Un laboratorio che non dorme mai

La ISS non è solo un luogo dove vivere. È soprattutto un laboratorio dove si studia come il corpo umano reagisce alla microgravità, come crescono le piante senza peso, come si comportano i materiali nello spazio. Ogni giorno vengono condotti esperimenti che sulla Terra sarebbero impossibili. E ogni giorno gli astronauti guardano fuori dalla cupola, vedendo il pianeta che scorre sotto di loro sedici volte nelle ventiquattro ore.

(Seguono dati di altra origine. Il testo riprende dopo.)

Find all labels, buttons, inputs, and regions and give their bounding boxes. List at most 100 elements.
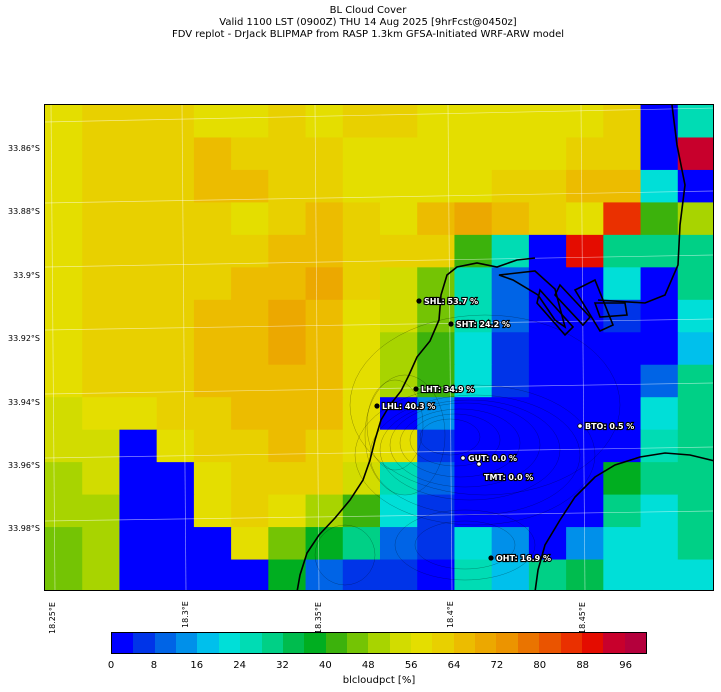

Ma non è stato tutto rose e fiori. La stazione ha dovuto affrontare emergenze durante passeggiate spaziali, perdite d’aria, incidenti di rotazione incontrollata. E c’è un problema crescente: i detriti spaziali. Piccoli frammenti di satelliti morti e rottami che vagano in orbita a velocità folli, trasformandosi in proiettili potenzialmente letali. La ISS deve fare manovre di evasione con una frequenza sempre maggiore.

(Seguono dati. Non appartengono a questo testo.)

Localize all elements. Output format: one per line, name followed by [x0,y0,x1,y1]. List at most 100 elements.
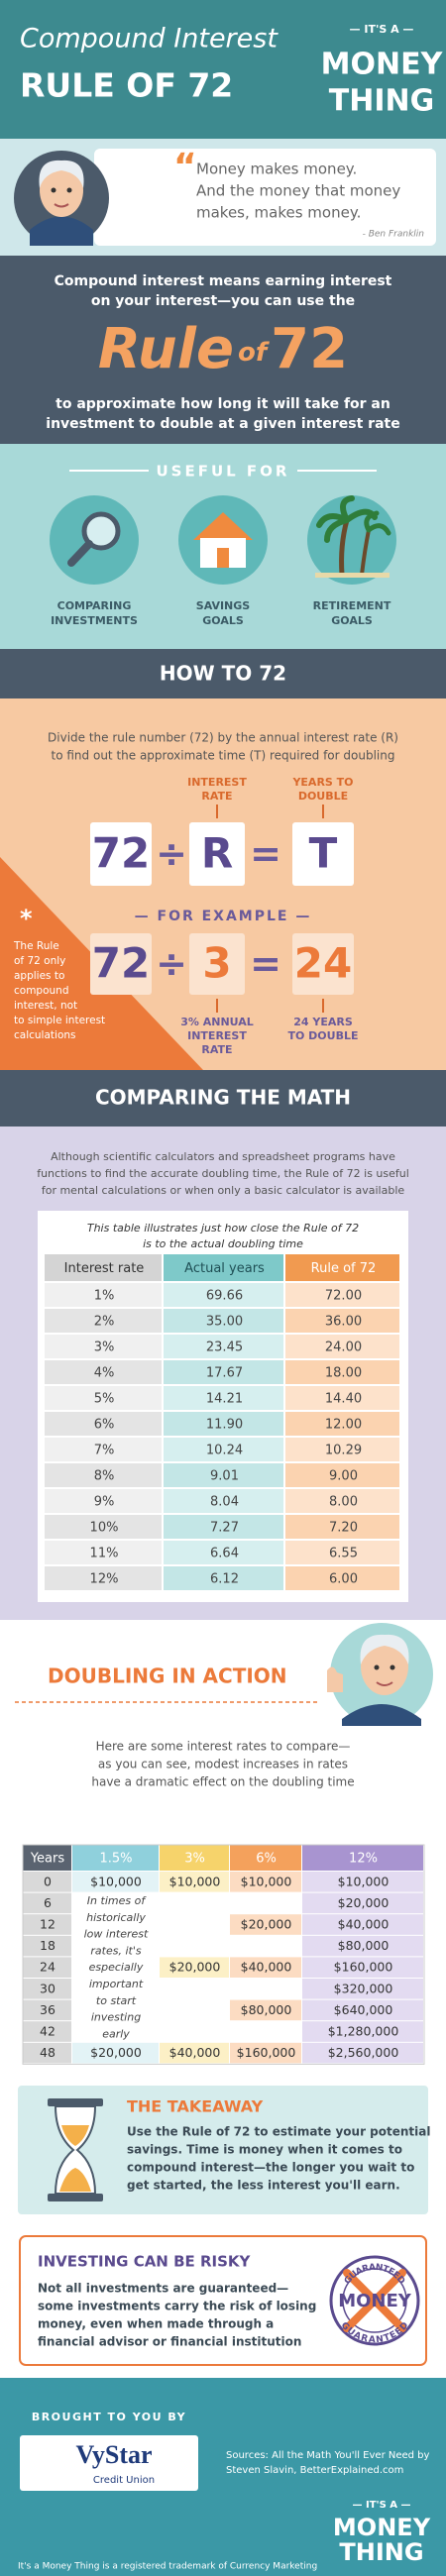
table-cell-text: $80,000 [338,1938,390,1953]
table-note: In times of [87,1894,148,1907]
rule-word: Rule [98,317,234,381]
section-band [0,649,446,698]
table-cell-text: 8.00 [329,1495,358,1510]
table-note: especially [89,1961,144,1974]
table-cell-text: $80,000 [241,2002,292,2017]
example-label: INTEREST [187,1029,247,1042]
table-cell-text: 72.00 [325,1289,362,1304]
table-header: 3% [184,1852,205,1867]
table-cell-text: 6 [44,1895,52,1910]
example-label: TO DOUBLE [287,1029,358,1042]
quote-mark: “ [173,147,197,187]
formula-term: 72 [92,829,150,878]
header-bg [0,0,446,139]
table-outline [22,1844,425,2065]
table-cell-text: $40,000 [338,1917,390,1932]
section-heading: DOUBLING IN ACTION [48,1664,287,1688]
table-cell-text: $40,000 [241,1960,292,1975]
note-line: to simple interest [14,1015,105,1026]
table-note: early [102,2027,130,2040]
table-cell [285,1335,399,1358]
formula-label: DOUBLE [298,790,348,803]
table-header: 12% [349,1852,378,1867]
table-cell-text: 10.29 [325,1444,362,1458]
table-cell [302,1872,423,1892]
formula-operator: ÷ [156,832,187,876]
table-cell-text: 2% [94,1315,115,1330]
table-cell [45,1515,162,1539]
takeaway-line: compound interest—the longer you wait to [127,2161,414,2175]
brand: THING [329,84,434,119]
table-cell [164,1412,283,1436]
table-cell-text: $20,000 [90,2045,142,2060]
quote-line: And the money that money [196,182,400,200]
table-cell-text: 7% [94,1444,115,1458]
risk-card [19,2235,427,2366]
table-cell [164,1463,283,1487]
useful-label: GOALS [331,614,373,627]
note-line: of 72 only [14,955,65,967]
table-cell-text: 0 [44,1874,52,1888]
table-cell-text: 6.00 [329,1572,358,1587]
table-cell-text: 8.04 [210,1495,239,1510]
note-line: calculations [14,1029,76,1041]
intro-line: Compound interest means earning interest [55,273,392,289]
brand: MONEY [321,48,444,82]
table-header: Actual years [184,1261,265,1276]
table-cell-text: 6% [94,1418,115,1433]
table-cell [302,1979,423,1999]
formula-term: 3 [202,939,231,988]
table-cell-text: 9% [94,1495,115,1510]
formula-box [90,933,152,995]
table-cell [164,1309,283,1333]
icon-hourglass [48,2098,103,2201]
risk-heading: INVESTING CAN BE RISKY [38,2253,252,2271]
table-cell-text: 24 [40,1960,56,1975]
table-cell [285,1489,399,1513]
table-cell [302,1957,423,1978]
table-cell-text: $20,000 [169,1960,221,1975]
table-caption: is to the actual doubling time [143,1237,303,1250]
risk-line: some investments carry the risk of losin… [38,2300,316,2313]
table-cell [23,1935,71,1957]
table-cell [45,1283,162,1307]
table-cell-text: 4% [94,1366,115,1381]
useful-label: SAVINGS [196,599,251,612]
table-cell [23,1999,71,2021]
table-cell [164,1335,283,1358]
table-cell [285,1283,399,1307]
table-cell-text: 18 [40,1938,56,1953]
table-cell [72,1872,159,1892]
table-note: important [89,1978,144,1990]
table-cell-text: 6.64 [210,1547,239,1561]
table-cell [72,2042,159,2064]
table-cell [23,2021,71,2042]
table-cell-text: 5% [94,1392,115,1407]
formula-box [90,822,152,886]
doubling-description: have a dramatic effect on the doubling t… [91,1775,354,1789]
table-cell [45,1541,162,1564]
table-cell-text: 42 [40,2024,56,2039]
useful-label: RETIREMENT [313,599,391,612]
table-cell [302,1999,423,2021]
section-heading: COMPARING THE MATH [95,1086,351,1110]
table-cell-text: 10% [90,1521,119,1536]
rule-of-72: Rule of72 [98,317,348,381]
table-cell [164,1386,283,1410]
trademark: It's a Money Thing is a registered trade… [18,2562,317,2572]
table-cell-text: 10.24 [206,1444,243,1458]
table-cell-text: 11.90 [206,1418,243,1433]
table-cell [230,1872,301,1892]
table-cell [160,2042,229,2064]
table-header-cell [45,1254,162,1281]
stamp [329,2255,420,2346]
table-cell-text: 12.00 [325,1418,362,1433]
table-cell [45,1566,162,1590]
useful-label: INVESTMENTS [51,614,138,627]
table-header: 6% [256,1852,277,1867]
brand: — IT'S A — [350,23,414,36]
table-cell-text: $20,000 [338,1895,390,1910]
formula-operator: = [250,942,281,986]
brought-by: BROUGHT TO YOU BY [32,2411,186,2423]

La corsa per riempire il vuoto

Il 2030 non è così lontano e la Nasa sta spingendo forte perché le stazioni commerciali private siano pronte in tempo. Axiom Space è in testa, con piani per collegare moduli alla ISS prima del 2028 per poi staccarsi e formare una stazione indipendente. Blue Origin, Vast e Sierra Space stanno lavorando ai loro progetti orbitali. L’urgenza è anche geopolitica: la Cina ha già la sua stazione Tiangong, occupata permanentemente dal 2021. Se le stazioni americane non fossero pronte in tempo, potrebbe rimanere l’unico avamposto abitato nello spazio.

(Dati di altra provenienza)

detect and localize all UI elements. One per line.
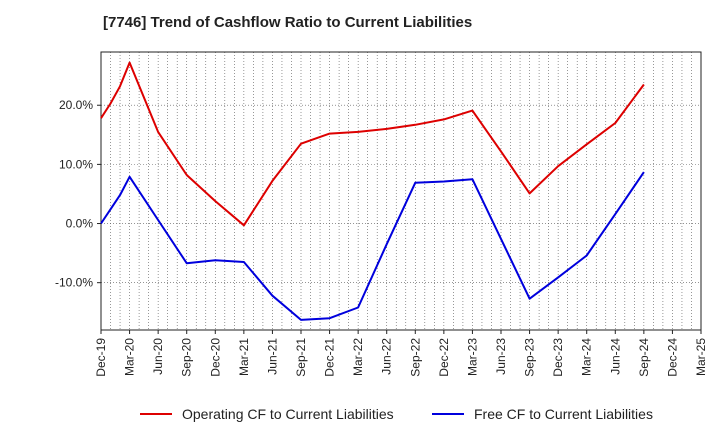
x-tick-label: Dec-19 xyxy=(94,338,108,377)
x-tick-label: Mar-22 xyxy=(351,338,365,376)
x-tick-label: Jun-24 xyxy=(608,338,622,375)
x-tick-label: Jun-21 xyxy=(265,338,279,375)
x-tick-label: Mar-24 xyxy=(580,338,594,376)
legend: Operating CF to Current Liabilities Free … xyxy=(140,406,653,422)
y-axis-ticks: 20.0% 10.0% 0.0% -10.0% xyxy=(55,98,101,290)
legend-label: Free CF to Current Liabilities xyxy=(474,406,653,422)
x-tick-label: Sep-24 xyxy=(637,338,651,377)
series-layer xyxy=(100,61,645,321)
x-tick-label: Sep-20 xyxy=(180,338,194,377)
horizontal-gridlines xyxy=(101,104,701,283)
legend-label: Operating CF to Current Liabilities xyxy=(182,406,394,422)
chart-title: [7746] Trend of Cashflow Ratio to Curren… xyxy=(103,14,473,31)
x-tick-label: Jun-23 xyxy=(494,338,508,375)
x-tick-label: Dec-22 xyxy=(437,338,451,377)
vertical-gridlines xyxy=(110,52,692,330)
x-tick-label: Mar-23 xyxy=(465,338,479,376)
x-tick-label: Dec-24 xyxy=(665,338,679,377)
x-tick-label: Mar-25 xyxy=(694,338,708,376)
x-tick-label: Jun-22 xyxy=(380,338,394,375)
y-tick-label: 10.0% xyxy=(59,157,93,171)
series-line-free-cf xyxy=(100,171,645,321)
y-tick-label: 20.0% xyxy=(59,98,93,112)
x-tick-label: Dec-20 xyxy=(208,338,222,377)
series-line-operating-cf xyxy=(100,61,645,227)
x-tick-label: Mar-21 xyxy=(237,338,251,376)
x-axis-ticks: Dec-19 Mar-20 Jun-20 Sep-20 Dec-20 Mar-21 Jun-… xyxy=(94,330,708,377)
plot-area-frame xyxy=(100,51,702,331)
x-tick-label: Dec-23 xyxy=(551,338,565,377)
y-tick-label: 0.0% xyxy=(66,217,94,231)
x-tick-label: Sep-21 xyxy=(294,338,308,377)
x-tick-label: Dec-21 xyxy=(323,338,337,377)
x-tick-label: Jun-20 xyxy=(151,338,165,375)
x-tick-label: Sep-22 xyxy=(408,338,422,377)
x-tick-label: Mar-20 xyxy=(123,338,137,376)
y-tick-label: -10.0% xyxy=(55,276,93,290)
x-tick-label: Sep-23 xyxy=(523,338,537,377)
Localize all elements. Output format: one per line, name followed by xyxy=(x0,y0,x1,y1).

La Nasa mira a garantire che non ci sia alcuna interruzione tra la Stazione Spaziale e i suoi successori“, spiegano i documenti ufficiali. È una corsa contro il tempo, ma anche contro la complessità. Perché costruire una stazione spaziale richiede anni, soldi e competenze che poche aziende al mondo possiedono. E il modello collaborativo internazionale che ha retto l’ISS per un quarto di secolo potrebbe non essere replicabile nell’era delle stazioni commerciali.

L’eredità nell’acqua

Quando nel 2031 l’ISS farà il suo ultimo tuffo nel Pacifico, si chiuderà un’epoca. Ma non sarà un addio all’esplorazione spaziale. Sarà piuttosto il passaggio di testimone a una nuova generazione di habitat orbitali, più piccoli, più specializzati, più numerosi. La presenza umana continua nello spazio, iniziata 25 anni fa in quelle tre stanze buie e umide, non si interromperà. Cambierà semplicemente forma, come è giusto che sia per qualsiasi cosa che voglia sopravvivere nel vuoto cosmico. In attesa di poter andare a vivere in una vera isola nello spazio.